Thursday, February 14, 2013

Movie Review—Creature from Black Lake

So, as if to celebrate that last Sunday's monster day entry was on the Fouke Monster, today I sat down to watch "Creature from Black Lake," which more or less exists due to the popularity of "Legend of Boggy Creek." Unfortunately, this movie is nowhere near as spooky and charming and interesting as the former.

"Creature from Black Lake" opens with an attack on a pair of trappers floating in a boat on the eponymous Black Lake (which looks more muddy than black, but whatever) by a big hairy hominid who comes at them from under the water. That's right! Bigfoot can swim, apparently!

Anyway, that scene dealt with, the movie shifts gears to a pair of "yankees" (as the movie is so fond of reminding us) from college in Chicago who've come down to the Black Lake region to try to find the creature. Maybe to catch it and bring it back alive. A large portion of the movie chronicles these two gadabouts as they run into trouble with the locals, be it a faux pas at a hillbilly dinner or flirting with the sheriff's pretty young daughter or trying their damndest to track down the surviving trapper from that first scene so they can interview him and find out where to get their own look at the Creature from Black Lake.

There might not be any hamburgers in your future, but I bet getting mauled by Bigfoot will make up for it!
I'm not sure WHY the monster's called the Creature from Black Lake... since the lake only appears in that one pre-credit sequence. The rest of the movie takes place in a small town and in the woods, more or less.

Anyway... no real suspense. Some goofy music. A pretty mediocre ape suit. And a big dose of pan-n-scan coupled with at times barely-understandable dialogue from a pretty sub-par transfer to DVD equates to what can be charitably called "Not one of my top ten Bigfoot-related movies."

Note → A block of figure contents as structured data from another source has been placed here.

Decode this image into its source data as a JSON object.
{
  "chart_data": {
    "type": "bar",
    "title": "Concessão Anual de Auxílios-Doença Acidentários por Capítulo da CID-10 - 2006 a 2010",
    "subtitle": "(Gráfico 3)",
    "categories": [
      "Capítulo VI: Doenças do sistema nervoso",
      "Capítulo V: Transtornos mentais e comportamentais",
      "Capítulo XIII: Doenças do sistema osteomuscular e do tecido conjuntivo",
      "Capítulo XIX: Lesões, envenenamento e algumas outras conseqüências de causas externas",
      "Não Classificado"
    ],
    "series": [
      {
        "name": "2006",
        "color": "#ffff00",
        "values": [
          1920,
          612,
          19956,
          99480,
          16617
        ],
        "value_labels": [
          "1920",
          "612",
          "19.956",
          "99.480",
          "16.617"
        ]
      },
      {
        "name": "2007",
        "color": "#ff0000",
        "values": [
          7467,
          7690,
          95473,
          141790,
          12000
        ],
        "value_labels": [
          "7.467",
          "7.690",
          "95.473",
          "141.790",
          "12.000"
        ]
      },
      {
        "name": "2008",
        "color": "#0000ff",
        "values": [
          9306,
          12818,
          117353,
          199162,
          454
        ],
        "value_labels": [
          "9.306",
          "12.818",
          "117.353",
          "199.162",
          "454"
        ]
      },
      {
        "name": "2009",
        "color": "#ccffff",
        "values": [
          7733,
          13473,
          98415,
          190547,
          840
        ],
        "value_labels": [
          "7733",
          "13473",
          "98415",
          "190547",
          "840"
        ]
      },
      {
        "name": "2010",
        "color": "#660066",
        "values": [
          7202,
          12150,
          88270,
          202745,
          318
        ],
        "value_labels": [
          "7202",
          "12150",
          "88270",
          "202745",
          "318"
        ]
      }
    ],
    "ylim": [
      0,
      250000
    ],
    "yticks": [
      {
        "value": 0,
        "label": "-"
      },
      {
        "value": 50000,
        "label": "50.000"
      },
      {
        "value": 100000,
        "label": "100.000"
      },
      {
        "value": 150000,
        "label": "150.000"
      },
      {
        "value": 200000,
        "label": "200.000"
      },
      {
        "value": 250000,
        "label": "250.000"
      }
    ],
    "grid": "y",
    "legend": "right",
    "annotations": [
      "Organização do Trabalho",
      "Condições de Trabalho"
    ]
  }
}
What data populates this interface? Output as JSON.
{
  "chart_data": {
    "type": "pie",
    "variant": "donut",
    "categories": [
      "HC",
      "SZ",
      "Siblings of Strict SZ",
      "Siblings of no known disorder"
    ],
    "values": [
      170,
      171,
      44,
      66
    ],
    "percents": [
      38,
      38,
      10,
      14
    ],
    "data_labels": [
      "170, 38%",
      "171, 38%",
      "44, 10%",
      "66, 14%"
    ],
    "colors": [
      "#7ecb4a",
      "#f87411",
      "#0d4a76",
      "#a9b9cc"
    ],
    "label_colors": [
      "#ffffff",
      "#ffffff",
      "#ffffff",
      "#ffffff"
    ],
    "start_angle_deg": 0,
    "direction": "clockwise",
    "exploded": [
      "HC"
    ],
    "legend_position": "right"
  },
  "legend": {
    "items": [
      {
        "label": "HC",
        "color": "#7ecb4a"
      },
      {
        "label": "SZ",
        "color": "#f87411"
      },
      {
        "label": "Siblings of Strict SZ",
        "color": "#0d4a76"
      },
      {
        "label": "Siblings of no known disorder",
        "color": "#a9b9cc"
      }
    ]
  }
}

Creature From Black Lake...
  • ... features a Vietnam Vet who's defining characteristic is that he likes hamburgers. Why? Because he grew up in town with a chicken processing plant and his dad worked there so they had chicken every day. Chicken for breakfast. Chicken for lunch. Chicken for dinner. One day his dad tried to make chicken jello. What does this have to do with Vietnam or, more on-topic, the Creature From Black Lake? Not sure... but there's a lot of film time spent on the topic so it must have been important to someone.
  • ... isn't interested in showing us the fate of the creature. Did it die when it got shot? Did the van explosion kill it? What happened? Doesn't mater, because with about 5 minutes to go, the movie loses interest in the Bigfoot and wallows in a long coda where we get to worry about Mr. Hamburgers after he gets mauled by the Bigfoot earlier on.
  • ... reminded me why I don't like pan-n-scan.
  • ... doesn't have a cat trick, but it does have an unexplained bearded man in the woods trick.
  • ... spends roughly 2% of its running time at the actual Black Lake. I guess that's okay, since it's about the creature FROM Black Lake, not the creature AT Black Lake.
  • ... has a much better poster than it deserves.